Re: reading and empathy, yeah you’re right to mention “causation or correlation?”. Looking back through people I’ve known who read/don’t read, there is a correlation between reading books about people, people particularly people who suffer and go through a lot, and having lot of empathy, but I know a number of cold individuals who read a ton of fiction, and just don’t give a shit about the characters, and/or particularly read crime fiction (or read non-fiction). I suspect there’s a bit of both - having empathy makes you more likely to actually enjoy books about people and feelings and so on, and reading those books will likely open you up to issues you might never personally have considered/experienced, widening your empathy. On the other hand, it’s certainly possible for people to sneer their way through Inspector Badass putting away (or more likely, killing) some serial killer (whilst also sneering at the killer’s flawed victims, of course).
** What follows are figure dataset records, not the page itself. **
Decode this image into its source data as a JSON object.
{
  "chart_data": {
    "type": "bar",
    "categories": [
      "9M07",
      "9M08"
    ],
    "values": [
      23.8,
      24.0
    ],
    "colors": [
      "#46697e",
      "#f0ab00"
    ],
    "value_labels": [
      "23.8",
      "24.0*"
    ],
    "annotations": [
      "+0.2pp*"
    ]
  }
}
I think quality is an important issue. Most writing you find online, because it costs basically nothing to publish it, and it doesn’t have to get through any kind of editors at all, let alone trained, experienced or even basically competent editors, is staggeringly low-quality. Even stuff you’d expect to be lower-quality, like forum posts and so on, is lower-quality than letters and so on of old, because people can just type it up in seconds and press “post”, rather than having to say, plan it, write it, check it, get off their arse and send it if good enough and so on. Education and spell-checkers and so on have helped make people basically better writers, but everything else has helped degrade it a lot more. Further, even places where you would expect higher standards, like, say, the NYT, are so desperate for readership that they put of tons of faux-controversial trash-reasoning clickbait-y opinion pieces, which whilst they might have good grammar, are wholly intellectually void (the writing of NYT columnist Ross Douthat is a good example).
And this, I think, is part of why people skip so much, and then skipping and skimming becomes an ingrained habit. If 90% of what you’re reading turns out to be trash, why not skim it to see if you can immediately dismiss it.
Another issue, one created by our academic system, and college educations specifically, ironically enough, is that it doesn’t pay, in most cases, to “deep read” in most subjects. Most universities, good and bad, in the West and East, wildly overload their students with reading materials, and wildly overstate what the students need to read, typically with very poor guidance as to what actually matters. This is supposed to be a good thing, but what it actually teaches people is twofold:
It makes a lot of people absolutely loathe reading and cease or dramatically reduce their “reading for pleasure”, sometimes just for a year or two afterwards, but sometimes for decades or permanently.
That everything should be skimmed until/unless you identify it as important.
So some of the best-educated and hardest-working people, who we want to love reading/writing, end up loathing it, at least temporarily.
Academics, as they’re directly responsible for this problem, often try to pretend it doesn’t exist, but it’s not like it’s obscure or unknown - it’s been well-documented for a long time (at least thirty years). There is occasionally recognition of it by some university or department or another which then takes measures to “fix” it, but such fixes typically last a couple of years at best.
I’m guessing the latter Sleep deprivation is a HELL of a drug, especially as you get even slightly older. It’s a lot worse to miss sleep at 41 than 21, that’s for sure!
< looks around nervously, adjusts collar, a bead of sweat appears on his forehead >
That said, as bad as I am for that, you should see my wife’s law textbooks, and some judgments, good god!